Other analyses suggest women are also being favored in other areas. A UK report in March published by the Centre for Social Justice (CSJ), found that young females 16-24 on average earn £26,500 ($34,136) per year, which is £2,200 ($2,834) more than their male counterparts. The CSJ called it a “crisis for young men” that is linked to the decline in male-dominated industries like manufacturing, agriculture and construction. The number of men in manufacturing jobs has plummeted by 1.3 million since 1997, a 40% drop that the CSJ connects to the feminist assault on masculinity. Over 40% of adults believe society does not value masculine traits, according to GBNews. 
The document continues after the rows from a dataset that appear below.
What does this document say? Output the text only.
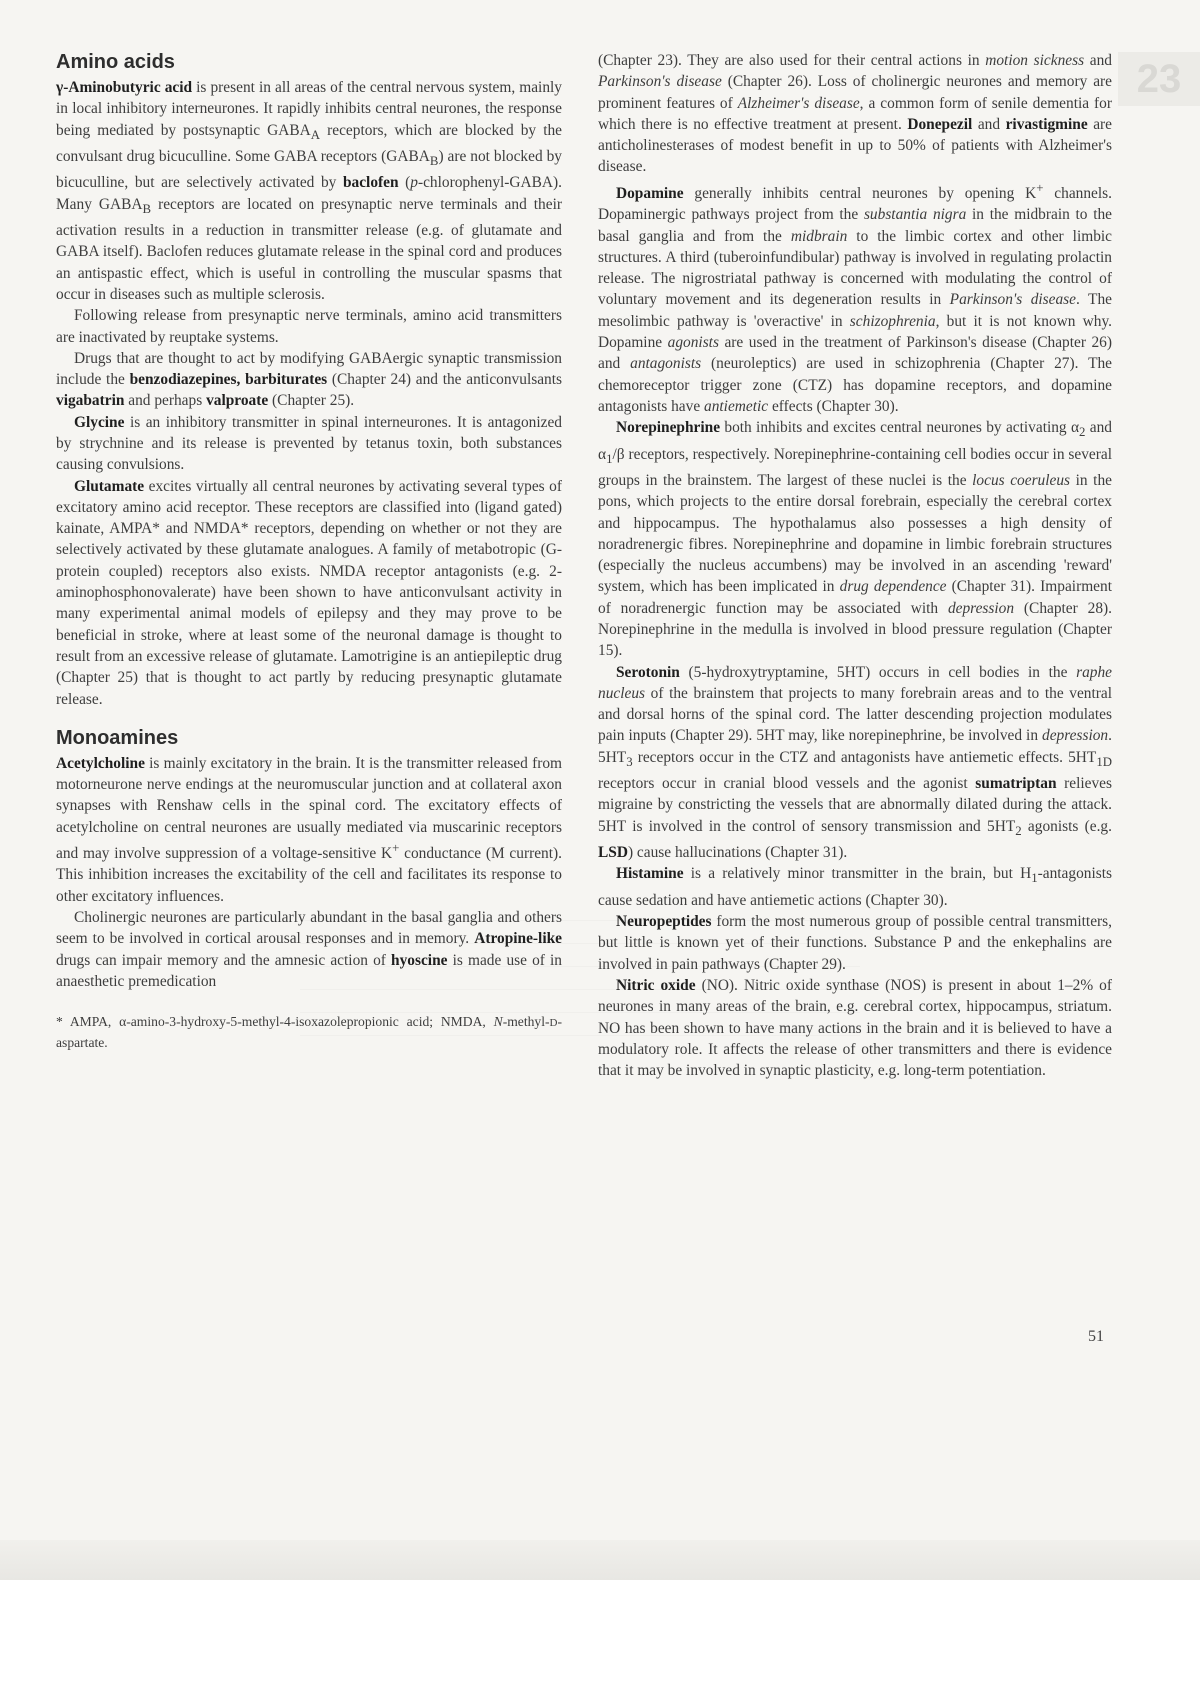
23
Amino acids

γ-Aminobutyric acid is present in all areas of the central nervous system, mainly in local inhibitory interneurones. It rapidly inhibits central neurones, the response being mediated by postsynaptic $GABA_A$ receptors, which are blocked by the convulsant drug bicuculline. Some GABA receptors $(GABA_B)$ are not blocked by bicuculline, but are selectively activated by baclofen (p-chlorophenyl-GABA). Many $GABA_B$ receptors are located on presynaptic nerve terminals and their activation results in a reduction in transmitter release (e.g. of glutamate and GABA itself). Baclofen reduces glutamate release in the spinal cord and produces an antispastic effect, which is useful in controlling the muscular spasms that occur in diseases such as multiple sclerosis.

Following release from presynaptic nerve terminals, amino acid transmitters are inactivated by reuptake systems.

Drugs that are thought to act by modifying GABAergic synaptic transmission include the benzodiazepines, barbiturates (Chapter 24) and the anticonvulsants vigabatrin and perhaps valproate (Chapter 25).

Glycine is an inhibitory transmitter in spinal interneurones. It is antagonized by strychnine and its release is prevented by tetanus toxin, both substances causing convulsions.

Glutamate excites virtually all central neurones by activating several types of excitatory amino acid receptor. These receptors are classified into (ligand gated) kainate, AMPA* and NMDA* receptors, depending on whether or not they are selectively activated by these glutamate analogues. A family of metabotropic (G-protein coupled) receptors also exists. NMDA receptor antagonists (e.g. 2-aminophosphonovalerate) have been shown to have anticonvulsant activity in many experimental animal models of epilepsy and they may prove to be beneficial in stroke, where at least some of the neuronal damage is thought to result from an excessive release of glutamate. Lamotrigine is an antiepileptic drug (Chapter 25) that is thought to act partly by reducing presynaptic glutamate release.

Monoamines

Acetylcholine is mainly excitatory in the brain. It is the transmitter released from motorneurone nerve endings at the neuromuscular junction and at collateral axon synapses with Renshaw cells in the spinal cord. The excitatory effects of acetylcholine on central neurones are usually mediated via muscarinic receptors and may involve suppression of a voltage-sensitive K+ conductance (M current). This inhibition increases the excitability of the cell and facilitates its response to other excitatory influences.

Cholinergic neurones are particularly abundant in the basal ganglia and others seem to be involved in cortical arousal responses and in memory. Atropine-like drugs can impair memory and the amnesic action of hyoscine is made use of in anaesthetic premedication

* AMPA, α-amino-3-hydroxy-5-methyl-4-isoxazolepropionic acid; NMDA, N-methyl-D-aspartate.

(Chapter 23). They are also used for their central actions in motion sickness and Parkinson's disease (Chapter 26). Loss of cholinergic neurones and memory are prominent features of Alzheimer's disease, a common form of senile dementia for which there is no effective treatment at present. Donepezil and rivastigmine are anticholinesterases of modest benefit in up to 50% of patients with Alzheimer's disease.

Dopamine generally inhibits central neurones by opening K+ channels. Dopaminergic pathways project from the substantia nigra in the midbrain to the basal ganglia and from the midbrain to the limbic cortex and other limbic structures. A third (tuberoinfundibular) pathway is involved in regulating prolactin release. The nigrostriatal pathway is concerned with modulating the control of voluntary movement and its degeneration results in Parkinson's disease. The mesolimbic pathway is 'overactive' in schizophrenia, but it is not known why. Dopamine agonists are used in the treatment of Parkinson's disease (Chapter 26) and antagonists (neuroleptics) are used in schizophrenia (Chapter 27). The chemoreceptor trigger zone (CTZ) has dopamine receptors, and dopamine antagonists have antiemetic effects (Chapter 30).

Norepinephrine both inhibits and excites central neurones by activating $\alpha_2$ and $\alpha_1/\beta$ receptors, respectively. Norepinephrine-containing cell bodies occur in several groups in the brainstem. The largest of these nuclei is the locus coeruleus in the pons, which projects to the entire dorsal forebrain, especially the cerebral cortex and hippocampus. The hypothalamus also possesses a high density of noradrenergic fibres. Norepinephrine and dopamine in limbic forebrain structures (especially the nucleus accumbens) may be involved in an ascending 'reward' system, which has been implicated in drug dependence (Chapter 31). Impairment of noradrenergic function may be associated with depression (Chapter 28). Norepinephrine in the medulla is involved in blood pressure regulation (Chapter 15).

Serotonin (5-hydroxytryptamine, 5HT) occurs in cell bodies in the raphe nucleus of the brainstem that projects to many forebrain areas and to the ventral and dorsal horns of the spinal cord. The latter descending projection modulates pain inputs (Chapter 29). 5HT may, like norepinephrine, be involved in depression. $5HT_3$ receptors occur in the CTZ and antagonists have antiemetic effects. $5HT_{1D}$ receptors occur in cranial blood vessels and the agonist sumatriptan relieves migraine by constricting the vessels that are abnormally dilated during the attack. 5HT is involved in the control of sensory transmission and $5HT_2$ agonists (e.g. LSD) cause hallucinations (Chapter 31).

Histamine is a relatively minor transmitter in the brain, but $H_1$-antagonists cause sedation and have antiemetic actions (Chapter 30).

Neuropeptides form the most numerous group of possible central transmitters, but little is known yet of their functions. Substance P and the enkephalins are involved in pain pathways (Chapter 29).

Nitric oxide (NO). Nitric oxide synthase (NOS) is present in about 1–2% of neurones in many areas of the brain, e.g. cerebral cortex, hippocampus, striatum. NO has been shown to have many actions in the brain and it is believed to have a modulatory role. It affects the release of other transmitters and there is evidence that it may be involved in synaptic plasticity, e.g. long-term potentiation.

51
In the UK, female full-time employees earn on average $7,771 less than men per year. According to government data, however, women also choose different careers. Women hold 77% of jobs in the health and social work sector, for example, where the median salary is £34,273 ($44,137). Men, however, tend to gravitate toward jobs in manufacturing, which offer a median salary of £37,071, as well as other higher-paying jobs.

Iceland’s gender pay gap

In October 2023, thousands of women in Iceland—including female Prime Minister Katrin Jakobsdóttir—went on strike to protest “unequal pay.” The Gold Report revealed that while Icelandic women earned 21% less than men in 2022, they also worked less than men. According to Statistics Iceland, women on average worked a total of 32.6 hours per week while men worked at least seven hours more. Estimates from Statista show that between 2010 and 2021 men actually worked eight hours more than women per week — meaning that women worked 23.5% less but made only 21% less in pay.

According to a 2024 report from Payscale, however, there is a gender pay gap. After controlling for all factors, such as hours worked, experience, education, industry, occupation, and other factors, Payscale found that women earn one cent less per dollar.